Nurses who harm or kill children in their care often do so in order to gain attention for themselves.  They cause a medical emergency so they can run to the child’s aid and be rewarded with the admiration of their colleagues and the child’s family for saving the child’s life. However, they can take this behaviour too far. British nurse Beverley Allitt was convicted of killing four children and attempting to murder three others in 1991 at the children’s ward in Grantham and Kesteven Hospital in Lincolnshire.

She received 13 life sentences for her crimes and had harmed a great many children before suspicions fell on her and she was stopped. It was her shift patterns matching to the times the children fell desperately ill which sealed her fate. Munchausen by proxy syndrome has been raised as a possible reason for Allitt’s behaviour where making someone else very sick, usually a child in their care, means they can enjoy the attention that this brings.
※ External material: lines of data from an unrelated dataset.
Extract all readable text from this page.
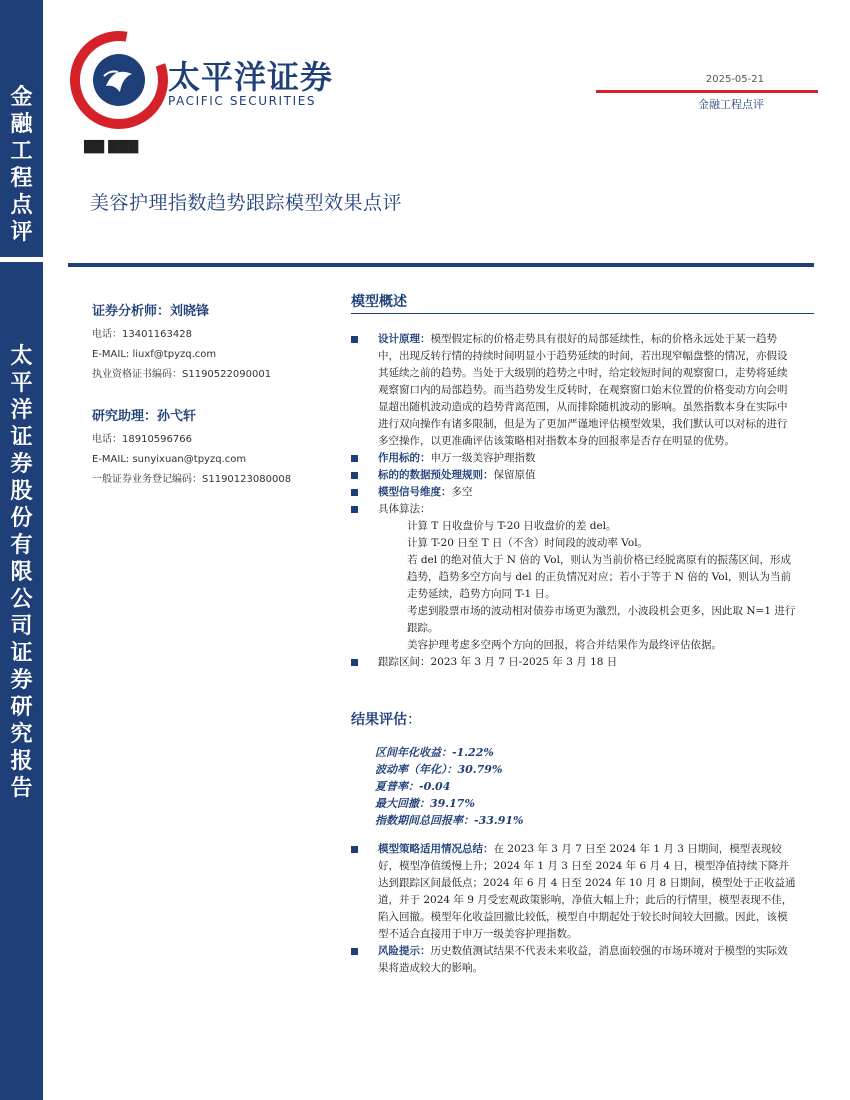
金
融
工
程
点
评
太
平
洋
证
券
股
份
有
限
公
司
证
券
研
究
报
告
太平洋证券
PACIFIC SECURITIES
2025-05-21
金融工程点评
▇▇ ▇▇▇
美容护理指数趋势跟踪模型效果点评
证券分析师：刘晓锋
电话：13401163428
E-MAIL: liuxf@tpyzq.com
执业资格证书编码：S1190522090001
研究助理：孙弋轩
电话：18910596766
E-MAIL: sunyixuan@tpyzq.com
一般证券业务登记编码：S1190123080008
模型概述
设计原理：模型假定标的价格走势具有很好的局部延续性，标的价格永远处于某一趋势中，出现反转行情的持续时间明显小于趋势延续的时间，若出现窄幅盘整的情况，亦假设其延续之前的趋势。当处于大级别的趋势之中时，给定较短时间的观察窗口，走势将延续观察窗口内的局部趋势。而当趋势发生反转时，在观察窗口始末位置的价格变动方向会明显超出随机波动造成的趋势背离范围，从而排除随机波动的影响。虽然指数本身在实际中进行双向操作有诸多限制，但是为了更加严谨地评估模型效果，我们默认可以对标的进行多空操作，以更准确评估该策略相对指数本身的回报率是否存在明显的优势。
作用标的：申万一级美容护理指数
标的的数据预处理规则：保留原值
模型信号维度：多空
具体算法：
计算 T 日收盘价与 T-20 日收盘价的差 del。
计算 T-20 日至 T 日（不含）时间段的波动率 Vol。
若 del 的绝对值大于 N 倍的 Vol，则认为当前价格已经脱离原有的振荡区间，形成趋势，趋势多空方向与 del 的正负情况对应；若小于等于 N 倍的 Vol，则认为当前走势延续，趋势方向同 T-1 日。
考虑到股票市场的波动相对债券市场更为激烈，小波段机会更多，因此取 N=1 进行跟踪。
美容护理考虑多空两个方向的回报，将合并结果作为最终评估依据。
跟踪区间：2023 年 3 月 7 日-2025 年 3 月 18 日
结果评估：
区间年化收益：-1.22%
波动率（年化）：30.79%
夏普率：-0.04
最大回撤：39.17%
指数期间总回报率：-33.91%
模型策略适用情况总结：在 2023 年 3 月 7 日至 2024 年 1 月 3 日期间，模型表现较好，模型净值缓慢上升；2024 年 1 月 3 日至 2024 年 6 月 4 日，模型净值持续下降并达到跟踪区间最低点；2024 年 6 月 4 日至 2024 年 10 月 8 日期间，模型处于正收益通道，并于 2024 年 9 月受宏观政策影响，净值大幅上升；此后的行情里，模型表现不佳，陷入回撤。模型年化收益回撤比较低，模型自中期起处于较长时间较大回撤。因此，该模型不适合直接用于申万一级美容护理指数。
风险提示：历史数值测试结果不代表未来收益，消息面较强的市场环境对于模型的实际效果将造成较大的影响。
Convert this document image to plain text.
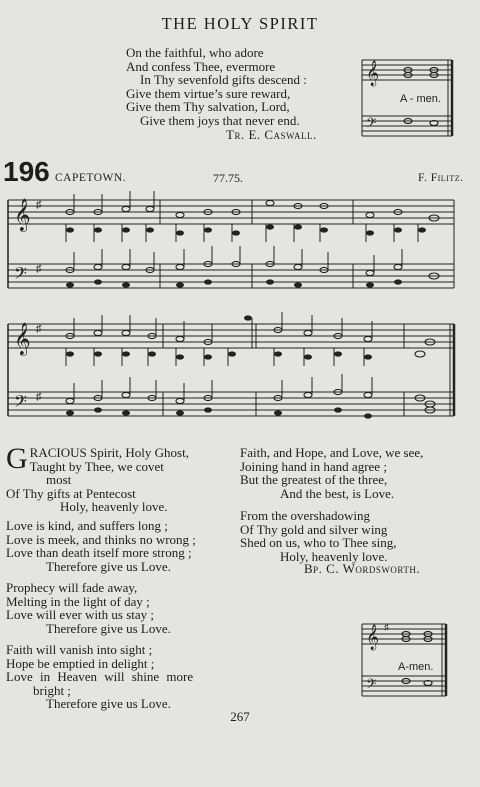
THE HOLY SPIRIT
On the faithful, who adore
And confess Thee, evermore
In Thy sevenfold gifts descend :
Give them virtue’s sure reward,
Give them Thy salvation, Lord,
Give them joys that never end.
Tr. E. Caswall.
𝄞
𝄢
A - men.
196 CAPETOWN.	77.75.	F. Filitz.
𝄞
𝄢
♯
♯
𝄞
𝄢
♯
♯
G RACIOUS Spirit, Holy Ghost,
Taught by Thee, we covet
most
Of Thy gifts at Pentecost
Holy, heavenly love.
Love is kind, and suffers long ;
Love is meek, and thinks no wrong ;
Love than death itself more strong ;
Therefore give us Love.
Prophecy will fade away,
Melting in the light of day ;
Love will ever with us stay ;
Therefore give us Love.
Faith will vanish into sight ;
Hope be emptied in delight ;
Love in Heaven will shine more
bright ;
Therefore give us Love.
Faith, and Hope, and Love, we see,
Joining hand in hand agree ;
But the greatest of the three,
And the best, is Love.
From the overshadowing
Of Thy gold and silver wing
Shed on us, who to Thee sing,
Holy, heavenly love.
Bp. C. Wordsworth.
𝄞
𝄢
♯
A-men.
267
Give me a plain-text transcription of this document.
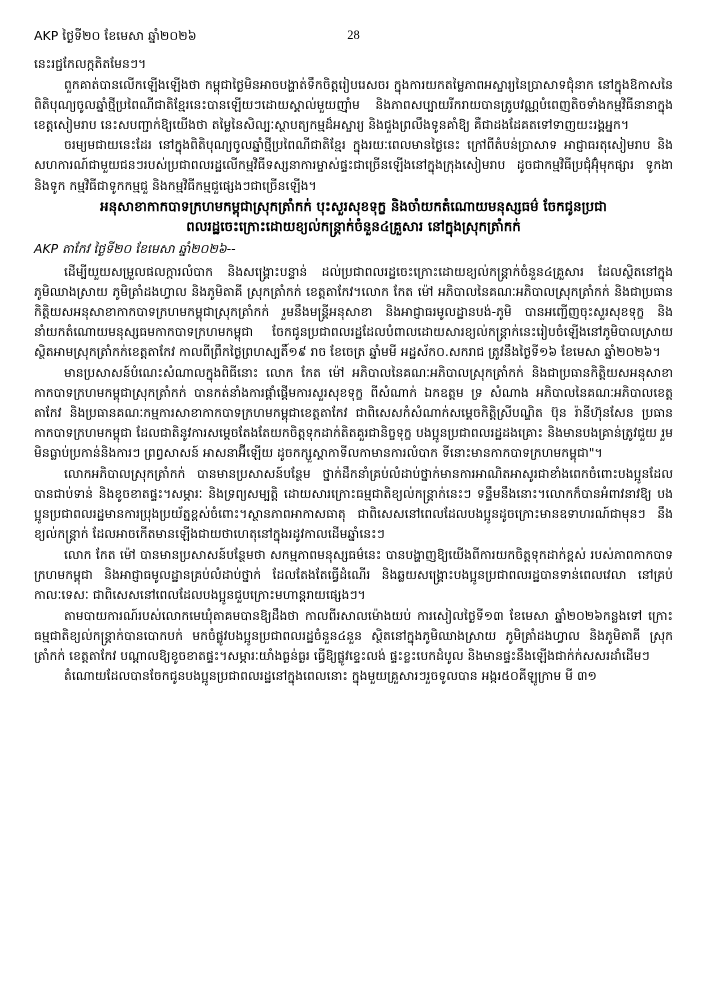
AKP ថ្ងៃទី២០ ខែមេសា ឆ្នាំ២០២៦	28

នេះរជ្ជកែលក្កតិតមែនៗ។

ពួកគាត់បានលើកឡើងឡើងថា កម្ពុជាថ្ងៃមិនអាចបង្ហាត់ទឹកចិត្តរៀបរេសចរ ក្នុងការយកតម្លៃភាពអស្ចារ្យនៃប្រាសាទជុំនាក នៅក្នុងឱកាសនៃពិតិបុណ្យចូលឆ្នាំថ្មីប្រពៃណីជាតិខ្មែរនេះបានឡើយៗដោយស្គាល់មួយញ៉ាំម និងភាពសប្បាយរីករាយបានត្រូបវណ្ណបំពេញតិចទាំងកម្មវិធីនានាក្នុងខេត្តសៀមរាប នេះសបញ្ជាក់ឱ្យយើងថា តម្លៃនៃសិល្បៈស្ថាបត្យកម្មដ៏អស្ចារ្យ និងជួងព្រលឹងទូនគាំឱ្យ គឺជាដងដែគតទៅទាញយះរង្គអ្នក។

ចរម្យមជាយនេះដែរ នៅក្នុងពិតិបុណ្យចូលឆ្នាំថ្មីប្រពៃណីជាតិខ្មែរ ក្នុងរយៈពេលមានថ្ងៃនេះ ក្រៅពីតំបន់ប្រាសាទ អាជ្ញាធរតុសៀមរាប និងសហការណ៍ជាមួយជនៗរបស់ប្រជាពលរដ្ឋលើកម្មវិធីទស្សនាការម្ចាស់ផ្ទះជាច្រើនឡើងនៅក្នុងក្រុងសៀមរាប ដូចជាកម្មវិធីប្រជុំអ៊ុំមុកផ្សារ ទូកងា និងទូក កម្មវិធីជាទូកកម្មជួ និងកម្មវិធីកម្មជួផ្សេងៗជាច្រើនឡើង។

អនុសាខាកាកបាទក្រហមកម្ពុជាស្រុកត្រាំកក់ បុះសួរសុខទុក្ខ និងចាំយកតំណោយមនុស្សធម៌ ចែកជូនប្រជា
ពលរដ្ឋចេះក្រោះដោយខ្យល់កន្ត្រាក់ចំនួន៤គ្រួសារ នៅក្នុងស្រុកត្រាំកក់

AKP តាកែវ ថ្ងៃទី២០ ខែមេសា ឆ្នាំ២០២៦--

ដើម្បីយួយសម្រួលផលក្ការលំបាក និងសង្រ្គោះបន្ទាន់ ដល់ប្រជាពលរដ្ឋចេះក្រោះដោយខ្យល់កន្ត្រាក់ចំនួន៤គ្រួសារ ដែលស្ថិតនៅក្នុងភូមិឈាងស្រាយ ភូមិត្រាំដងហ្វាល និងភូមិតាគី ស្រុកត្រាំកក់ ខេត្តតាកែវ។លោក កែត ម៉ៅ អភិបាលនៃគណៈអភិបាលស្រុកត្រាំកក់ និងជាប្រធានកិត្តិយសអនុសាខាកាកបាទក្រហមកម្ពុជាស្រុកត្រាំកក់ រួមនឹងមន្រ្តីអនុសាខា និងអាជ្ញាធរមូលដ្ឋានបង់-ភូមិ បានអញ្ជើញចុះសួរសុខទុក្ខ និងនាំយកតំណោយមនុស្សធមកាកបាទក្រហមកម្ពុជា ចែកជូនប្រជាពលរដ្ឋដែលបំពាលដោយសារខ្យល់កន្ត្រាក់នេះរៀបចំឡើងនៅភូមិបាលស្រាយស្ថិតអាមស្រុកត្រាំកក់ខេត្តតាកែវ កាលពីព្រឹកថ្ងៃព្រហស្បតិ៍១៩ រាច ខែចេត្រ ឆ្នាំមមី អដ្ឋស័ក០.សករាជ ត្រូវនឹងថ្ងៃទី១៦ ខែមេសា ឆ្នាំ២០២៦។

មានប្រសាសន៍បំណេះសំណាលក្នុងពិធីនោះ លោក កែត ម៉ៅ អភិបាលនៃគណៈអភិបាលស្រុកត្រាំកក់ និងជាប្រធានកិត្តិយសអនុសាខាកាកបាទក្រហមកម្ពុជាស្រុកត្រាំកក់ បានកត់នាំងការផ្តាំផ្តើមការសួរសុខទុក្ខ ពីសំណាក់ ឯកឧត្តម ទ្រ សំណាង អភិបាលនៃគណៈអភិបាលខេត្តតាកែវ និងប្រធានគណៈកម្មការសាខាកាកបាទក្រហមកម្ពុជាខេត្តតាកែវ ជាពិសេសកំសំណាក់សម្តេចកិត្តិស្រីបណ្ឌិត ប៊ុន រ៉ានីហ៊ុនសែន ប្រធានកាកបាទក្រហមកម្ពុជា ដែលជាតិនូវការសម្តេចតែងតែយកចិត្តទុកដាក់តិតគួរជានិច្ចទុក្ខ បងប្អូនប្រជាពលរដ្ឋដងគ្រោះ និងមានបងគ្រាន់ត្រូវជួយ រួមមិនធ្លាប់ប្រកាន់និងការៗ ព្រព្ធសាសន៍ អាសនាអ៊ីឡើយ ដូចកក្សួស្តាកាទីលកាមានការលំបាក ទីនោះមានកាកបាទក្រហមកម្ពុជា"។

លោកអភិបាលស្រុកត្រាំកក់ បានមានប្រសាសន៍បន្ថែម ថ្នាក់ដឹកនាំគ្រប់លំដាប់ថ្នាក់មានការអាណិតអាសូរជាខាំងពេកចំពោះបងប្អូនដែលបានជាប់ទាន់ និងខូចខាតផ្ទះ។សម្ភារៈ និងទ្រព្យសម្បត្តិ ដោយសារក្រោះធម្មជាតិខ្យល់កន្ត្រាក់នេះៗ ទន្ទឹមនឹងនោះ។លោកក៏បានអំពាវនាវឱ្យ បងប្អូនប្រជាពលរដ្ឋមានការប្រុងប្រយ័ត្នខ្ពស់ចំពោះ។ស្ថានភាពអាកាសធាតុ ជាពិសេសនៅពេលដែលបងប្អូនដូចក្រោះមានឧទាហរណ៍ជាមុនៗ នឹងខ្យល់កន្ត្រាក់ ដែលអាចកើតមានឡើងជាយថាហេតុនៅក្នុងរដូវកាលដើមឆ្នាំនេះៗ

លោក កែត ម៉ៅ បានមានប្រសាសន៍បន្ថែមថា សកម្មភាពមនុស្សធម៌នេះ បានបង្ហាញឱ្យយើងពីការយកចិត្តទុកដាក់ខ្ពស់ របស់ភាពកាកបាទក្រហមកម្ពុជា និងអាជ្ញាធមូលដ្ឋានគ្រប់លំដាប់ថ្នាក់ ដែលតែងតែធ្វើដំណើរ និងឆ្លយសង្រ្គោះបងប្អូនប្រជាពលរដ្ឋបានទាន់ពេលវេលា នៅគ្រប់កាលៈទេសៈ ជាពិសេសនៅពេលដែលបងប្អូនជួបក្រោះមហាន្តរាយផ្សេងៗ។

តាមបាយការណ៍របស់លោកមេឃុំតាគមបានឱ្យដឹងថា កាលពីរសាលម៉ោងយប់ ការសៀលថ្ងៃទី១៣ ខែមេសា ឆ្នាំ២០២៦កន្លងទៅ ក្រោះធម្មជាតិខ្យល់កន្ត្រាក់បានបោកបក់ មកចំផ្លូវបងប្អូនប្រជាពលរដ្ឋចំនួន៤នួន ស្ថិតនៅក្នុងភូមិឈាងស្រាយ ភូមិត្រាំដងហ្វាល និងភូមិតាគី ស្រុកត្រាំកក់ ខេត្តតាកែវ បណ្តាលឱ្យខូចខាតផ្ទះ។សម្ភារៈយាំងធ្ងន់ធ្ងរ ធ្វើឱ្យផ្លូវខ្ទេះលង់ ផ្ទះខ្លះបេកដំបូល និងមានផ្ទះនឹងឡើងជាក់ក់សសរដាំដើមៗ

តំណោយដែលបានចែកជូនបងប្អូនប្រជាពលរដ្ឋនៅក្នុងពេលនោះ ក្នុងមួយគ្រួសារៗរួចទូលបាន អង្ករ៥០គីឡូក្រាម មី ៣១
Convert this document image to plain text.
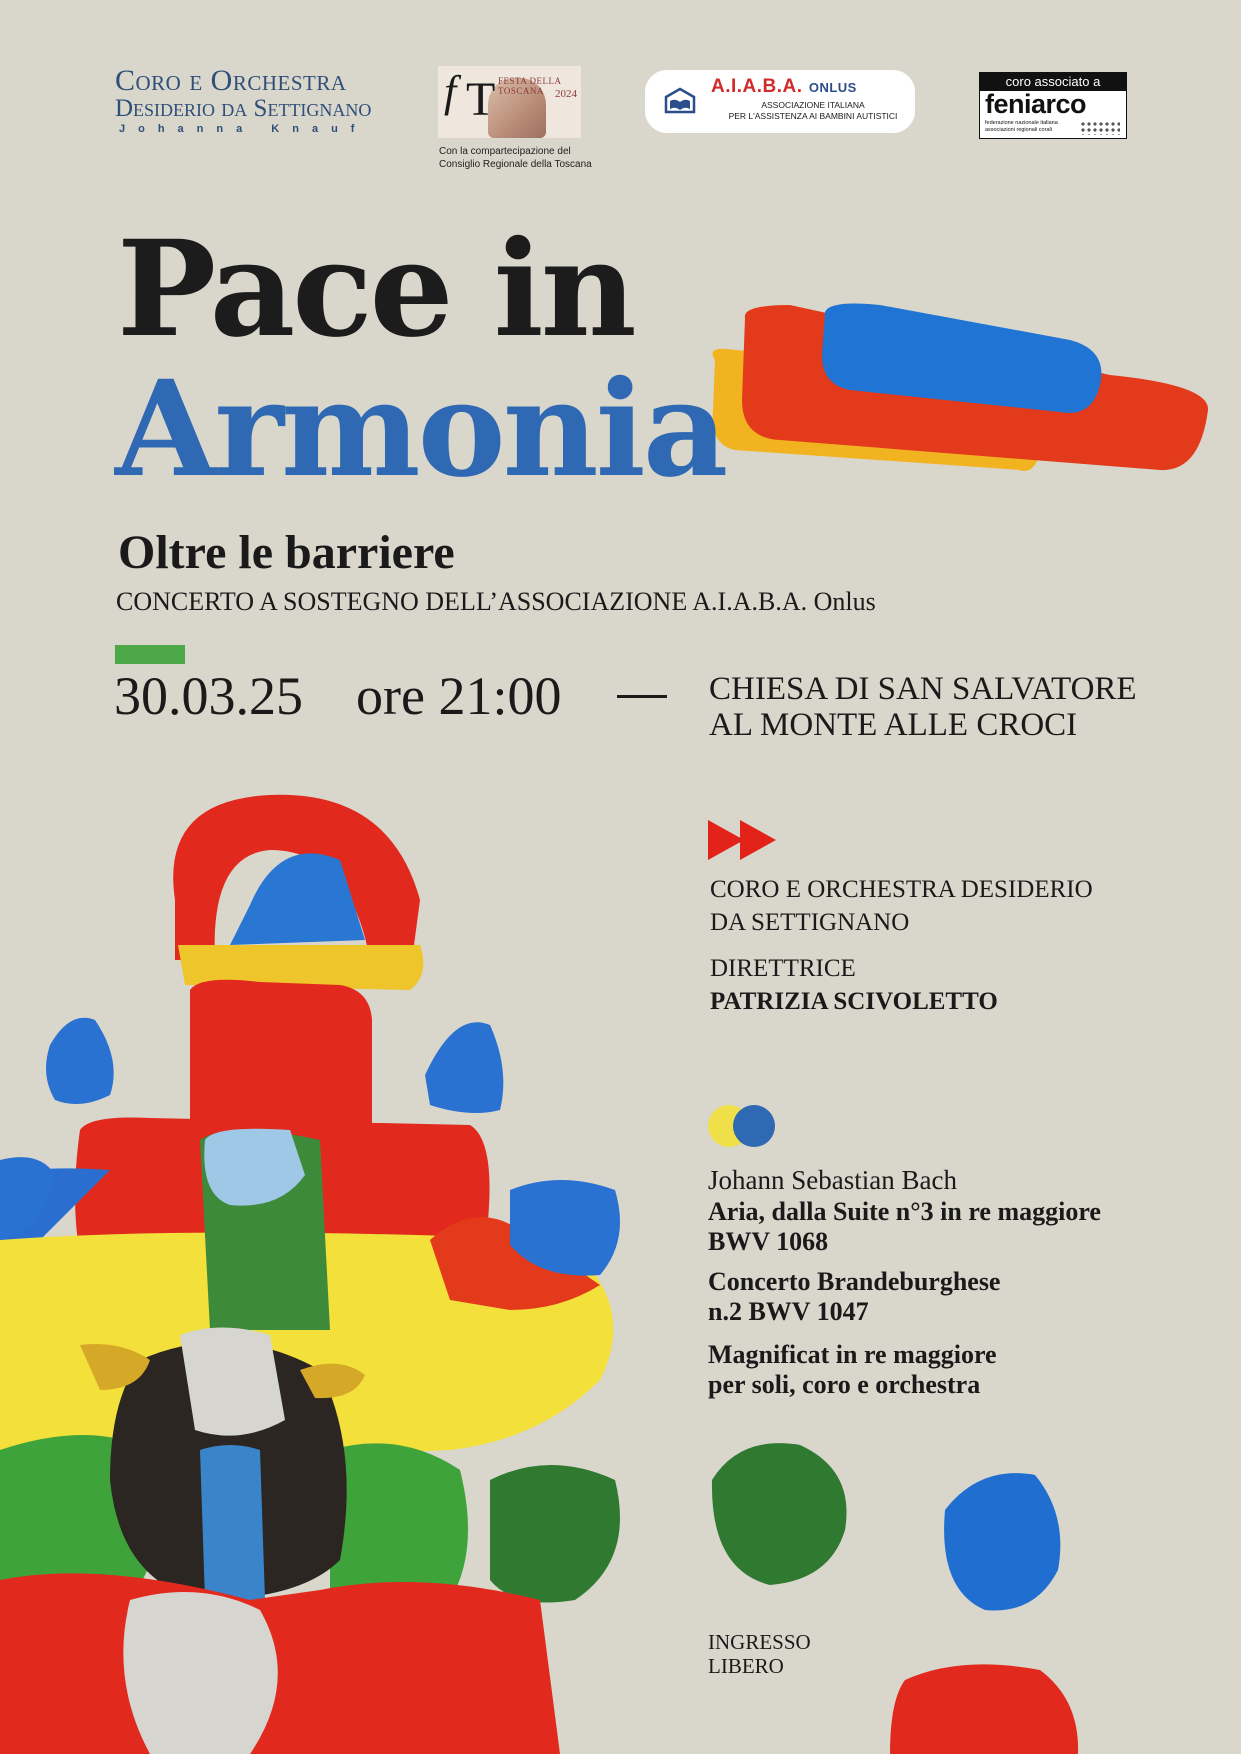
Coro e Orchestra
Desiderio da Settignano
Johanna Knauf
f T FESTA DELLA TOSCANA	2024
Con la compartecipazione del
Consiglio Regionale della Toscana
A.I.A.B.A. ONLUS
ASSOCIAZIONE ITALIANA
PER L'ASSISTENZA AI BAMBINI AUTISTICI
coro associato a
feniarco
federazione nazionale italiana
associazioni regionali corali
Pace in
Armonia
Oltre le barriere
CONCERTO A SOSTEGNO DELL’ASSOCIAZIONE A.I.A.B.A. Onlus
30.03.25 ore 21:00	CHIESA DI SAN SALVATORE
AL MONTE ALLE CROCI
CORO E ORCHESTRA DESIDERIO
DA SETTIGNANO
DIRETTRICE
PATRIZIA SCIVOLETTO
Johann Sebastian Bach
Aria, dalla Suite n°3 in re maggiore
BWV 1068
Concerto Brandeburghese
n.2 BWV 1047
Magnificat in re maggiore
per soli, coro e orchestra
INGRESSO
LIBERO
When questioned on her actions Genene Jones suggested she was making the children in her care even more sick to highlight how much the area was in need of a Pediatric Intensive Care Unit. A feeble explanation which is impossible to reconcile with a trained pediatric nurse whose job is to care for and protect her young patients. With the potential release of Genene Jones fast approaching, District Attorney Nico LaHood has said, “We will do our best to ensure that Genene Jones takes her very last breath behind bars.